Except when he watched RTE’s nostalgic two-part programme about the Jack Charlton years recently, he listened to Cascarino suggest it was Charlton who asked him to declare for Ireland and wondered how the facts got in the way of a good story. “I capped him when he was still at Gillingham,” Hand says of Cascarino.

eoin-hand-and-terry-conroy-14111984 Hand during his reign as Ireland manager Billy Stickland / INPHO Billy Stickland / INPHO / INPHO

“The stick I got for that at the time. The Ice Cream Man was the headline in one of the papers. It kind of pissed me off what he (Cascarino) said on the documentary but what can you do? You can’t change it. Mick, now Mick is different class. First thing this morning, the phone buzzed, Mick wishing me a happy birthday.
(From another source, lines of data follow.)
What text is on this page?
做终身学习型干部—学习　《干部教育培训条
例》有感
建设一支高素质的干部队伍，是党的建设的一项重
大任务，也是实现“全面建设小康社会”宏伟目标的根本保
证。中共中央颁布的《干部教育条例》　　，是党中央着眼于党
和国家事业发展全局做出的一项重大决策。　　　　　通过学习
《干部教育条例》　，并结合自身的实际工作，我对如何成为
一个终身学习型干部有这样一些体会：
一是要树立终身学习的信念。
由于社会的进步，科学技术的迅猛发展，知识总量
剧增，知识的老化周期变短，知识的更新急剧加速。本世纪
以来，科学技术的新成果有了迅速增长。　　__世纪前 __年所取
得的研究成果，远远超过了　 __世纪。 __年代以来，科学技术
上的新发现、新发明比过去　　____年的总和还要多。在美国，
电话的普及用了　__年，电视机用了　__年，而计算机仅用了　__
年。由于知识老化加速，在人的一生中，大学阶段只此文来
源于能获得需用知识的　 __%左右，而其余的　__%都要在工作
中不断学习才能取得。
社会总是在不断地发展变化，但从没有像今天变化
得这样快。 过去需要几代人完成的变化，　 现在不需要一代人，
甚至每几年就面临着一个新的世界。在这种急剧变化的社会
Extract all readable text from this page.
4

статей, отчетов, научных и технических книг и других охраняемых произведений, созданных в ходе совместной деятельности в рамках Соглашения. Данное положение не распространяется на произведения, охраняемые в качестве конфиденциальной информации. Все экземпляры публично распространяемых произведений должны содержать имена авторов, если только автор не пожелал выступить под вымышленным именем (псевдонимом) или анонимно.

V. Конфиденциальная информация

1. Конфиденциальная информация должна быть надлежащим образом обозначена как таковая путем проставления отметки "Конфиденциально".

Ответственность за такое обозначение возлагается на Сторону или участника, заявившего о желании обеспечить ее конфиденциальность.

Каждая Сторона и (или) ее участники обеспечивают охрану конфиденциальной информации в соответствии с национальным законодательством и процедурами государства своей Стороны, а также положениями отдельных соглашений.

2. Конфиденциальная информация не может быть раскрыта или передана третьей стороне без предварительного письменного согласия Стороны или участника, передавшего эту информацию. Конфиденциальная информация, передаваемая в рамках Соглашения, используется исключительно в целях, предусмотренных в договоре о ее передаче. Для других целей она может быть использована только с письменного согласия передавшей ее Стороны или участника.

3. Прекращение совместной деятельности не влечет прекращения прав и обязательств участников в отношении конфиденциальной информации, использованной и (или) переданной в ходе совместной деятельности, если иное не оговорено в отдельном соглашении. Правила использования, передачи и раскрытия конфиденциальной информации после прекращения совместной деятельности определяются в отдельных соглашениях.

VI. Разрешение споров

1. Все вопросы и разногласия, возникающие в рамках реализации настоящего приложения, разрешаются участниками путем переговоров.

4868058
A great fella.”

If the world was a different place, he’d have been on the phone to McCarthy himself this month, wishing him well for the play-off in Slovakia, sitting down in his favourite armchair to watch the game.

Yet there isn’t any sport to watch on TV. The pubs and the golf courses around his Kerry home are also closed. Instead this 74-year-old son of Dublin is filling his days by painting his house, weeding his garden, thinking back to how he ended up here.

His home is in north Kerry, next to the house he used to holiday in as a child. Hidden away down a quiet boreen, where grass grows down the middle of the road, he sits in the sunroom looking down the valley below and thinks back to a time when he was 12-years-old and he and his big brother got embroiled in a row, which ended with Eoin kicking his elder sibling in the shin.

Anticipating the hiding he would inevitably receive when his brother got back up, the only place Hand felt he would be safe was here, next door to his home now, in Moyvane. So he ran all the way from Drumcondra out to Inchicore, from where he thumbed a lift down to Kerry, making it down to Listowel late that evening. From there, he walked for another 12 miles, in the dark, to his holiday home. “And scared the living daylights out of everyone in the house when I knocked on the door,” he said.

The next morning, his mother was called. “Eoin’s safe,” she was told.

So, in a way, it’s no surprise that after the harrowing events of the 1990s, when his marriage and business collapsed, he’d seek this little place out once again as a refuge. He has been here since ’97, when he recovered from his life-threatening illness. Now he sees the world threatened with a new disease.

“This is a trying time for so, so many people,” Hand says, teasing your correspondent for bringing the subject up.

“Most people who have called today have said ‘happy birthday’,” he says, laughing. “So thank you for reminding me that, as a 74-year-old male, I’m in what they call the vulnerable category. Look, at my age, you have to be able to laugh at yourself.

“You also have to just get on with things. You know that out of something as awful as this, there will be some good.

“There may well be an economic disaster and the accompanying stress will be awful for people. I’m not going to downplay that. But if people use this time to re-evaluate what’s important, see the value of their health, of spending time with their family, there are positives in that.

“Put it this way, I’ve spent my life in sport where the word hero was bandied around, sometimes fairly, sometimes loosely.

“But nurses, doctors, medical people, they’re all heroes. People looking after the elderly and the sick in care homes, as a nation we should be saying thanks to them. They’re risking their health for us. That’s beyond heroic. We should all be so proud of them.”